In its submissions, Meta distances itself from the employment of Motaung claiming he was a Sama employee.
“The Applicants have no contractual relationship or agreement with the Petitioner. On 7 June 2022, the Petitioner filed the Petition herein alleging a myriad of violations of his Constitutional rights that allegedly occurred during his employment with the First Respondent in Nairobi,” said Meta in its submissions.
However, lawyers representing Matoung said that the work done by Sama’s content moderators, who sift through social media posts on Meta’s platforms to remove posts that spread hate, misinformation, and violence, is issued by Meta.

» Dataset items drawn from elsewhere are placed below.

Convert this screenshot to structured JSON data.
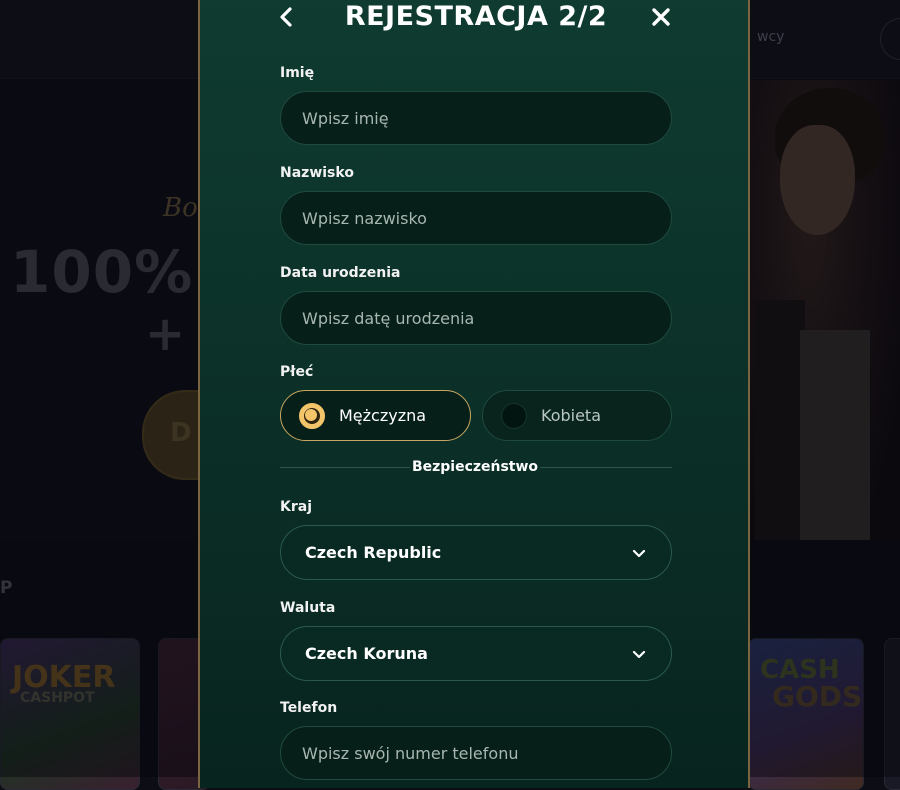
{
  "background": {
    "header_text": "wcy",
    "bonus_script": "Bo",
    "bonus_big": "100% I",
    "bonus_plus": "+",
    "cta_text": "D",
    "section_letter": "P",
    "tile_joker": "JOKER",
    "tile_joker_sub": "CASHPOT",
    "tile_cash": "CASH",
    "tile_gods": "GODS"
  },
  "modal": {
    "title": "REJESTRACJA 2/2",
    "back_icon": "chevron-left-icon",
    "close_icon": "close-icon",
    "first_name": {
      "label": "Imię",
      "placeholder": "Wpisz imię",
      "value": ""
    },
    "last_name": {
      "label": "Nazwisko",
      "placeholder": "Wpisz nazwisko",
      "value": ""
    },
    "birth_date": {
      "label": "Data urodzenia",
      "placeholder": "Wpisz datę urodzenia",
      "value": ""
    },
    "gender": {
      "label": "Płeć",
      "options": [
        {
          "label": "Mężczyzna",
          "selected": true
        },
        {
          "label": "Kobieta",
          "selected": false
        }
      ]
    },
    "security_divider": "Bezpieczeństwo",
    "country": {
      "label": "Kraj",
      "value": "Czech Republic"
    },
    "currency": {
      "label": "Waluta",
      "value": "Czech Koruna"
    },
    "phone": {
      "label": "Telefon",
      "placeholder": "Wpisz swój numer telefonu",
      "value": ""
    }
  },
  "colors": {
    "accent_gold": "#f3c46a",
    "modal_border": "#7a6540",
    "modal_bg": "#0f3b30"
  }
}
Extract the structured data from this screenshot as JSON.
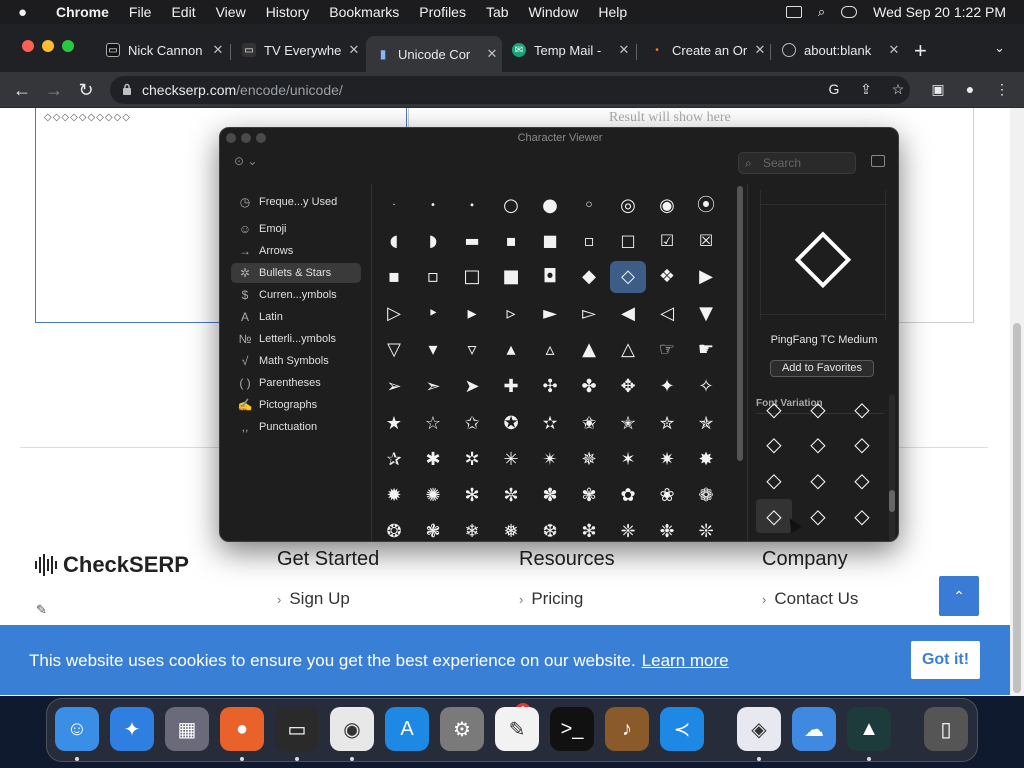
{
  "menubar": {
    "app": "Chrome",
    "items": [
      "File",
      "Edit",
      "View",
      "History",
      "Bookmarks",
      "Profiles",
      "Tab",
      "Window",
      "Help"
    ],
    "datetime": "Wed Sep 20  1:22 PM"
  },
  "tabs": [
    {
      "label": "Nick Cannon",
      "icon": "tv-icon"
    },
    {
      "label": "TV Everywhe",
      "icon": "tv-icon"
    },
    {
      "label": "Unicode Cor",
      "icon": "soundwave-icon"
    },
    {
      "label": "Temp Mail -",
      "icon": "mail-icon"
    },
    {
      "label": "Create an Or",
      "icon": "dot-icon"
    },
    {
      "label": "about:blank",
      "icon": "globe-icon"
    }
  ],
  "omnibox": {
    "domain": "checkserp.com",
    "path": "/encode/unicode/"
  },
  "page": {
    "input_value": "◇◇◇◇◇◇◇◇◇◇",
    "result_placeholder": "Result will show here"
  },
  "character_viewer": {
    "title": "Character Viewer",
    "search_placeholder": "Search",
    "categories": [
      {
        "label": "Freque...y Used",
        "icon": "clock-icon",
        "glyph": "◷"
      },
      {
        "label": "Emoji",
        "icon": "smiley-icon",
        "glyph": "☺"
      },
      {
        "label": "Arrows",
        "icon": "arrow-icon",
        "glyph": "→"
      },
      {
        "label": "Bullets & Stars",
        "icon": "star-icon",
        "glyph": "✲"
      },
      {
        "label": "Curren...ymbols",
        "icon": "dollar-icon",
        "glyph": "$"
      },
      {
        "label": "Latin",
        "icon": "latin-icon",
        "glyph": "A"
      },
      {
        "label": "Letterli...ymbols",
        "icon": "numero-icon",
        "glyph": "№"
      },
      {
        "label": "Math Symbols",
        "icon": "sqrt-icon",
        "glyph": "√"
      },
      {
        "label": "Parentheses",
        "icon": "paren-icon",
        "glyph": "( )"
      },
      {
        "label": "Pictographs",
        "icon": "pictograph-icon",
        "glyph": "✍"
      },
      {
        "label": "Punctuation",
        "icon": "punctuation-icon",
        "glyph": ",,"
      }
    ],
    "selected_category": 3,
    "grid": [
      [
        "·",
        "•",
        "∙",
        "○",
        "●",
        "◦",
        "◎",
        "◉",
        "⦿"
      ],
      [
        "◖",
        "◗",
        "▬",
        "▪",
        "■",
        "▫",
        "□",
        "☑",
        "☒"
      ],
      [
        "▪",
        "▫",
        "□",
        "■",
        "◘",
        "◆",
        "◇",
        "❖",
        "▶"
      ],
      [
        "▷",
        "‣",
        "▸",
        "▹",
        "►",
        "▻",
        "◀",
        "◁",
        "▼"
      ],
      [
        "▽",
        "▾",
        "▿",
        "▴",
        "▵",
        "▲",
        "△",
        "☞",
        "☛"
      ],
      [
        "➢",
        "➣",
        "➤",
        "✚",
        "✣",
        "✤",
        "✥",
        "✦",
        "✧"
      ],
      [
        "★",
        "☆",
        "✩",
        "✪",
        "✫",
        "✬",
        "✭",
        "✮",
        "✯"
      ],
      [
        "✰",
        "✱",
        "✲",
        "✳",
        "✴",
        "✵",
        "✶",
        "✷",
        "✸"
      ],
      [
        "✹",
        "✺",
        "✻",
        "✼",
        "✽",
        "✾",
        "✿",
        "❀",
        "❁"
      ],
      [
        "❂",
        "❃",
        "❄",
        "❅",
        "❆",
        "❇",
        "❈",
        "❉",
        "❊"
      ]
    ],
    "selected_glyph": "◇",
    "font_name": "PingFang TC Medium",
    "add_favorites": "Add to Favorites",
    "font_variation_label": "Font Variation",
    "variations": [
      "◇",
      "◇",
      "◇",
      "◇",
      "◇",
      "◇",
      "◇",
      "◇",
      "◇",
      "◇",
      "◇",
      "◇"
    ]
  },
  "footer": {
    "brand": "CheckSERP",
    "columns": [
      {
        "title": "Get Started",
        "link": "Sign Up"
      },
      {
        "title": "Resources",
        "link": "Pricing"
      },
      {
        "title": "Company",
        "link": "Contact Us"
      }
    ]
  },
  "cookie": {
    "message": "This website uses cookies to ensure you get the best experience on our website.",
    "learn_more": "Learn more",
    "button": "Got it!"
  },
  "dock": {
    "items": [
      {
        "name": "finder-icon",
        "color": "#3a8ee6",
        "glyph": "☺"
      },
      {
        "name": "safari-icon",
        "color": "#2f7fe0",
        "glyph": "✦"
      },
      {
        "name": "launchpad-icon",
        "color": "#6a6a7a",
        "glyph": "▦"
      },
      {
        "name": "firefox-icon",
        "color": "#e8622a",
        "glyph": "●"
      },
      {
        "name": "screen-icon",
        "color": "#2a2a2a",
        "glyph": "▭"
      },
      {
        "name": "chrome-icon",
        "color": "#e8e8e8",
        "glyph": "◉"
      },
      {
        "name": "appstore-icon",
        "color": "#1e88e5",
        "glyph": "A"
      },
      {
        "name": "settings-icon",
        "color": "#7a7a7a",
        "glyph": "⚙"
      },
      {
        "name": "textedit-icon",
        "color": "#f2f2f2",
        "glyph": "✎"
      },
      {
        "name": "terminal-icon",
        "color": "#111111",
        "glyph": ">_"
      },
      {
        "name": "guitar-icon",
        "color": "#8a5a2a",
        "glyph": "♪"
      },
      {
        "name": "vscode-icon",
        "color": "#1e88e5",
        "glyph": "≺"
      },
      {
        "name": "visualstudio-icon",
        "color": "#e8e8f0",
        "glyph": "◈"
      },
      {
        "name": "weather-icon",
        "color": "#3f8ae0",
        "glyph": "☁"
      },
      {
        "name": "filmora-icon",
        "color": "#1d3b3b",
        "glyph": "▲"
      },
      {
        "name": "trash-icon",
        "color": "#555555",
        "glyph": "▯"
      }
    ],
    "settings_badge": "1"
  }
}
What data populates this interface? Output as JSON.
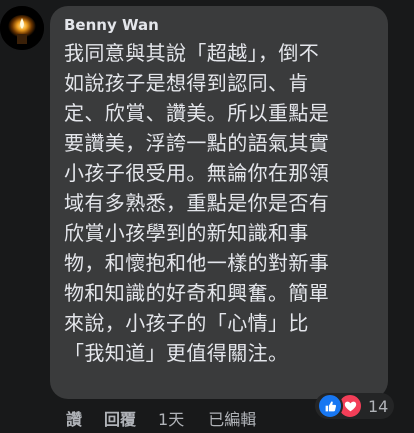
{
  "comment": {
    "author": "Benny Wan",
    "lines": [
      "我同意與其說「超越」，倒不",
      "如說孩子是想得到認同、肯",
      "定、欣賞、讚美。所以重點是",
      "要讚美，浮誇一點的語氣其實",
      "小孩子很受用。無論你在那領",
      "域有多熟悉，重點是你是否有",
      "欣賞小孩學到的新知識和事",
      "物，和懷抱和他一樣的對新事",
      "物和知識的好奇和興奮。簡單",
      "來說，小孩子的「心情」比",
      "「我知道」更值得關注。"
    ]
  },
  "actions": {
    "like_label": "讚",
    "reply_label": "回覆",
    "timestamp": "1天",
    "edited_label": "已編輯"
  },
  "reactions": {
    "count": "14",
    "icons": [
      "like-icon",
      "love-icon"
    ],
    "like_color": "#1877f2",
    "love_color": "#f33e58"
  },
  "colors": {
    "background": "#18191a",
    "bubble": "#3a3b3c",
    "text": "#e4e6eb",
    "secondary_text": "#b0b3b8"
  }
}
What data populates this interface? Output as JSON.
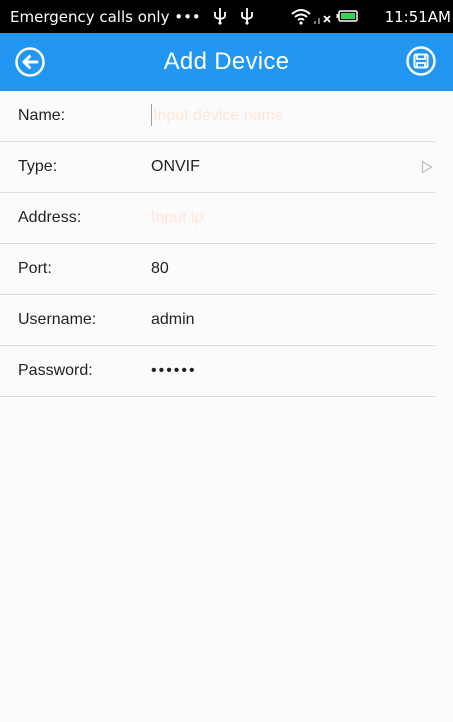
{
  "status_bar": {
    "carrier_text": "Emergency calls only •••",
    "time": "11:51AM",
    "icons": [
      "usb-icon",
      "usb-icon",
      "wifi-icon",
      "no-signal-icon",
      "battery-icon"
    ]
  },
  "app_bar": {
    "title": "Add Device",
    "back_icon": "back-arrow-icon",
    "save_icon": "save-icon",
    "color": "#2196f3"
  },
  "form": {
    "name": {
      "label": "Name:",
      "value": "",
      "placeholder": "Input device name"
    },
    "type": {
      "label": "Type:",
      "value": "ONVIF"
    },
    "address": {
      "label": "Address:",
      "value": "",
      "placeholder": "Input ip"
    },
    "port": {
      "label": "Port:",
      "value": "80"
    },
    "username": {
      "label": "Username:",
      "value": "admin"
    },
    "password": {
      "label": "Password:",
      "value": "••••••"
    }
  }
}
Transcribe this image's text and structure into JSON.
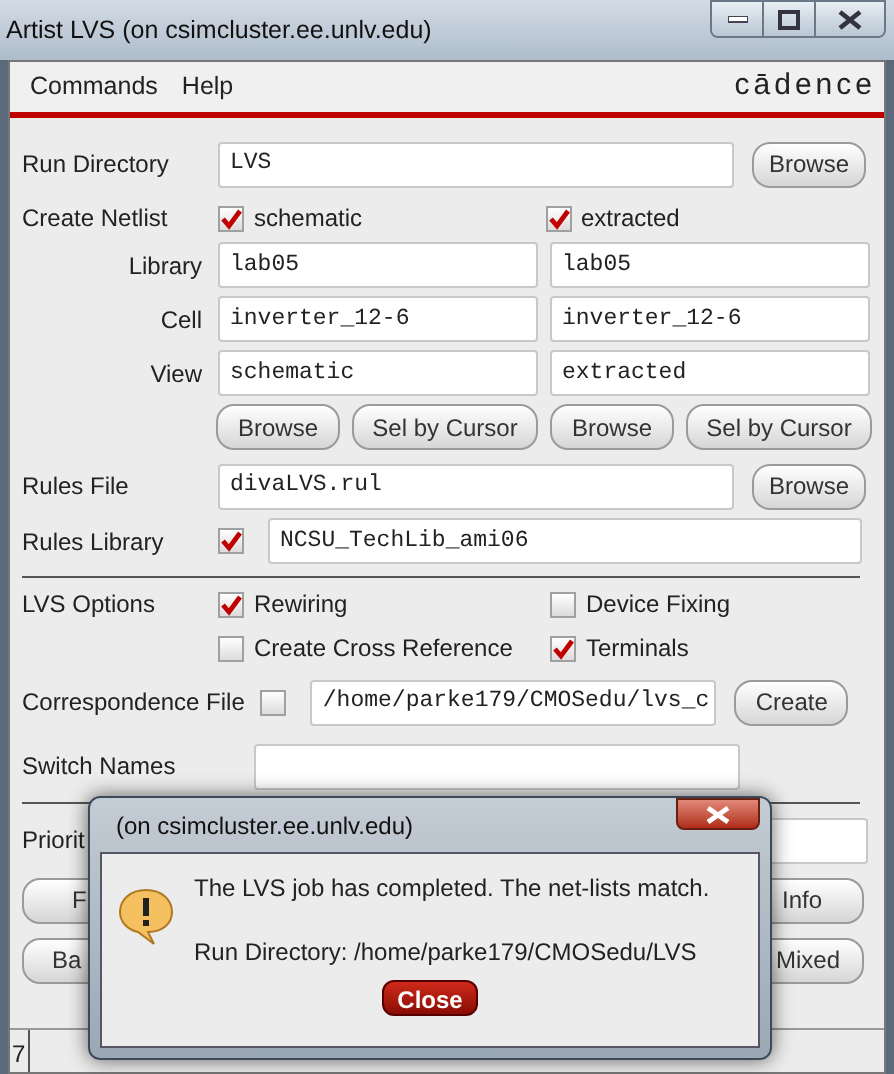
{
  "window": {
    "title": "Artist LVS (on csimcluster.ee.unlv.edu)"
  },
  "menu": [
    {
      "label": "Commands"
    },
    {
      "label": "Help"
    }
  ],
  "logo": "cādence",
  "run_directory": {
    "label": "Run Directory",
    "value": "LVS",
    "button": "Browse"
  },
  "create_netlist": {
    "label": "Create Netlist",
    "row_labels": [
      "Library",
      "Cell",
      "View"
    ],
    "columns": [
      {
        "label": "schematic",
        "checked": true,
        "library": "lab05",
        "cell": "inverter_12-6",
        "view": "schematic",
        "buttons": [
          "Browse",
          "Sel by Cursor"
        ]
      },
      {
        "label": "extracted",
        "checked": true,
        "library": "lab05",
        "cell": "inverter_12-6",
        "view": "extracted",
        "buttons": [
          "Browse",
          "Sel by Cursor"
        ]
      }
    ]
  },
  "rules_file": {
    "label": "Rules File",
    "value": "divaLVS.rul",
    "button": "Browse"
  },
  "rules_library": {
    "label": "Rules Library",
    "checked": true,
    "value": "NCSU_TechLib_ami06"
  },
  "lvs_options": {
    "label": "LVS Options",
    "options": [
      {
        "label": "Rewiring",
        "checked": true
      },
      {
        "label": "Device Fixing",
        "checked": false
      },
      {
        "label": "Create Cross Reference",
        "checked": false
      },
      {
        "label": "Terminals",
        "checked": true
      }
    ]
  },
  "correspondence_file": {
    "label": "Correspondence File",
    "checked": false,
    "value": "/home/parke179/CMOSedu/lvs_c",
    "button": "Create"
  },
  "switch_names": {
    "label": "Switch Names"
  },
  "priority": {
    "label": "Priorit"
  },
  "buttons_row_1": [
    "F",
    "Info"
  ],
  "buttons_row_2": [
    "Ba",
    "Mixed"
  ],
  "status_bar": {
    "text": "7"
  },
  "dialog": {
    "title": "(on csimcluster.ee.unlv.edu)",
    "message": "The LVS job has completed. The net-lists match.",
    "detail": "Run Directory: /home/parke179/CMOSedu/LVS",
    "button": "Close"
  }
}
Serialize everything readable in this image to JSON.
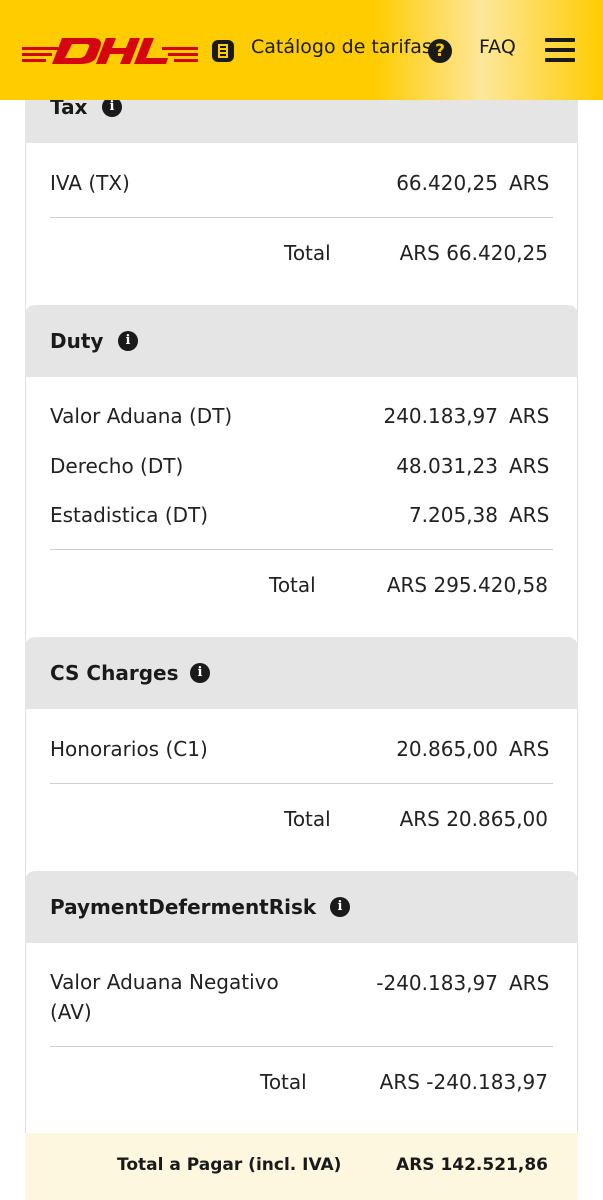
{
  "header": {
    "catalog_label": "Catálogo de tarifas",
    "help_symbol": "?",
    "faq_label": "FAQ",
    "brand_color": "#ffcc00",
    "logo_color": "#d40511"
  },
  "sections": {
    "tax": {
      "title": "Tax",
      "rows": [
        {
          "label": "IVA (TX)",
          "amount": "66.420,25",
          "currency": "ARS"
        }
      ],
      "total_label": "Total",
      "total_value": "ARS 66.420,25"
    },
    "duty": {
      "title": "Duty",
      "rows": [
        {
          "label": "Valor Aduana (DT)",
          "amount": "240.183,97",
          "currency": "ARS"
        },
        {
          "label": "Derecho (DT)",
          "amount": "48.031,23",
          "currency": "ARS"
        },
        {
          "label": "Estadistica (DT)",
          "amount": "7.205,38",
          "currency": "ARS"
        }
      ],
      "total_label": "Total",
      "total_value": "ARS 295.420,58"
    },
    "cs": {
      "title": "CS Charges",
      "rows": [
        {
          "label": "Honorarios (C1)",
          "amount": "20.865,00",
          "currency": "ARS"
        }
      ],
      "total_label": "Total",
      "total_value": "ARS 20.865,00"
    },
    "pdr": {
      "title": "PaymentDefermentRisk",
      "rows": [
        {
          "label": "Valor Aduana Negativo (AV)",
          "amount": "-240.183,97",
          "currency": "ARS"
        }
      ],
      "total_label": "Total",
      "total_value": "ARS -240.183,97"
    }
  },
  "info_symbol": "i",
  "grand_total": {
    "label": "Total a Pagar (incl. IVA)",
    "value": "ARS 142.521,86"
  }
}
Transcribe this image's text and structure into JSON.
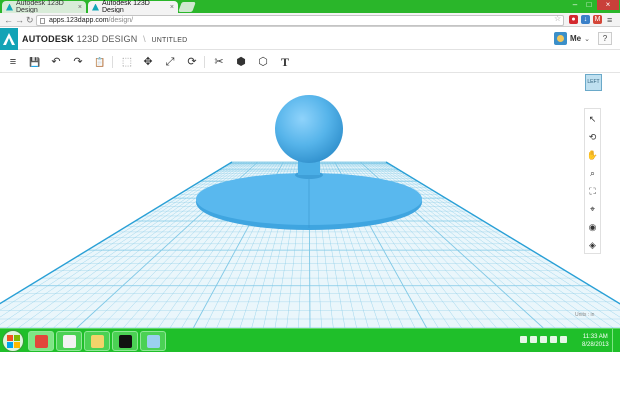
{
  "browser": {
    "tabs": [
      {
        "title": "Autodesk 123D Design",
        "active": false
      },
      {
        "title": "Autodesk 123D Design",
        "active": true
      }
    ],
    "url_host": "apps.123dapp.com",
    "url_path": "/design/",
    "tab_close_glyph": "×",
    "window_controls": {
      "minimize": "–",
      "maximize": "□",
      "close": "×"
    },
    "nav": {
      "back": "←",
      "forward": "→",
      "reload": "↻"
    },
    "extensions": [
      {
        "icon": "stop-extension-icon",
        "glyph": "●",
        "color": "#d3282e"
      },
      {
        "icon": "download-extension-icon",
        "glyph": "↓",
        "color": "#3a80c8"
      },
      {
        "icon": "gmail-extension-icon",
        "glyph": "M",
        "color": "#d44638"
      }
    ],
    "menu_glyph": "≡",
    "star_glyph": "☆"
  },
  "app": {
    "brand_primary": "AUTODESK",
    "brand_product": "123D",
    "brand_suffix": "DESIGN",
    "separator": "\\",
    "document_title": "UNTITLED",
    "user_name": "Me",
    "user_caret": "⌄",
    "help_label": "?",
    "accent_color": "#12a3b6"
  },
  "toolbar": {
    "main_menu": "≡",
    "save": "💾",
    "undo": "↶",
    "redo": "↷",
    "paste": "📋",
    "select": "⬚",
    "move": "✥",
    "scale": "⤢",
    "rotate": "⟳",
    "modify": "✂",
    "combine": "⬢",
    "group": "⬡",
    "text": "T"
  },
  "viewport": {
    "viewcube_label": "LEFT",
    "units_label": "Units : in",
    "nav_tools": [
      {
        "name": "select-icon",
        "glyph": "↖"
      },
      {
        "name": "orbit-icon",
        "glyph": "⟲"
      },
      {
        "name": "pan-icon",
        "glyph": "✋"
      },
      {
        "name": "zoom-icon",
        "glyph": "⌕"
      },
      {
        "name": "fit-icon",
        "glyph": "⛶"
      },
      {
        "name": "zoom-selected-icon",
        "glyph": "⌖"
      },
      {
        "name": "view-icon",
        "glyph": "◉"
      },
      {
        "name": "material-icon",
        "glyph": "◈"
      }
    ],
    "model_color": "#56b4ea",
    "grid_color": "#7fc8e6"
  },
  "taskbar": {
    "apps": [
      {
        "name": "chrome-task",
        "color": "#e2463a"
      },
      {
        "name": "gmail-task",
        "color": "#f2f2f2"
      },
      {
        "name": "explorer-task",
        "color": "#f3d36a"
      },
      {
        "name": "hp-task",
        "color": "#111111"
      },
      {
        "name": "paint-task",
        "color": "#9ad0ef"
      }
    ],
    "time": "11:33 AM",
    "date": "8/28/2013"
  }
}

“The correct position is that work done by the petitioner (Motaung) and the other Facebook content moderators at the 1st Respondent’s (Sama’s) premises was assigned and supervised by the 2nd and 3rd Respondents (Meta Platforms Inc and Meta Platforms Ireland). This Petition stems from human rights violations that occurred in the performance of this work. For this reason, the 2nd and 3rd Respondents, being the true employers of the Petitioner, are proper parties in this Petition,” said Nzili and Sumbi Advocates in its submission.
The decision, which is scheduled for February 6, 2023, will determine if Meta will still be charged in Kenya. The legal team defending Motaung, Nzili, and Sumbi Advocates, contended that Meta could be sued in Kenya because it has business there, pays a digital services tax, and its platforms, like Facebook, are widely used there.
Motaung, who was allegedly fired for planning a 2019 strike and attempting to unionize Sama’s staff, is suing for damages on behalf of himself and other former and current moderators. Among other things, he wants Sama and Meta to be forced to stop breaking unions and to offer support for mental health.